Appellant argues that the evidence sought to be elicited by this question would shed no light on the question of value, since all municipal assessments are paid for by abutting property owners. From aught that appears, the method used by the City of Gadsden does not require sewer assessments on property owners for the installation of sewer outfalls and mains. We will not attempt to resolve this conflict over an issue which is outside the record.

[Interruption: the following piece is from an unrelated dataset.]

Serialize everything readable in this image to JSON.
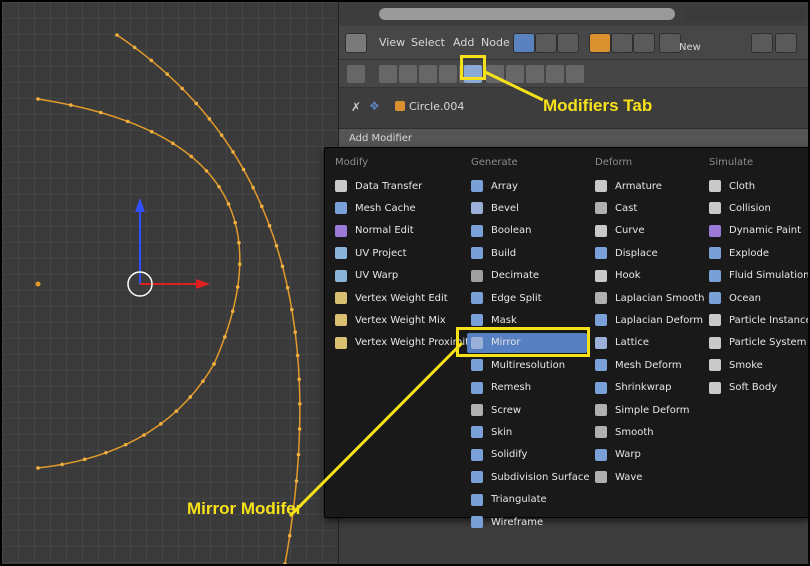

The case of State v. Carter, supra, presented the same problem in a different form in a related case growing out of the same condemnation proceedings, which case, incidentally, recently came to this Court on appeal from the same circuit court involving the same attorneys. Since what was said by this Court in that case is determinative of the instant question, we quote the applicable part therefrom:"The fourth assignment of error relates to an exception taken by appellant to a portion of the oral charge to the jury, as follows: `You may take into consideration the effect of proposed improvements, that is your sewerage, would have on the market value of that property'. This refers to a system of sanitary sewerage proposed to be constructed by the City of Gadsden, which will serve the lots sought to be condemned. There is no mention made of charging the cost of the system to the adjoining property owners, including the lots here in question. We shall presume that it is not proposed to be so charged. "* * * The portion to which exception was taken did not fix a time when the value should be determined. It merely meant that the jury was justified in considering the status of the sewerage project insofar as it affected the value of the property. We think that it was not error to instruct the jury to consider any circumstances which affected the value of the property. *152 See Alabama Central R. Co. v. Musgrove, 169 Ala. 424, (3), 53 So. 1009. We do not see reversible error in thus charging the jury."
We find no error to reverse.
But, although not raised, we must take note of the feature of the judgment which the court had no power to render. The judgment should be modified by order of this Court so that it will provide that condemnation shall be effective upon payment of $4,200, less $3,600 already paid, and the payment of the costs of this cause into the Circuit Court of Etowah County for distribution as required by law. State v. Carter, supra.
Modified and affirmed.
LAWSON, GOODWIN and COLEMAN, JJ., concur.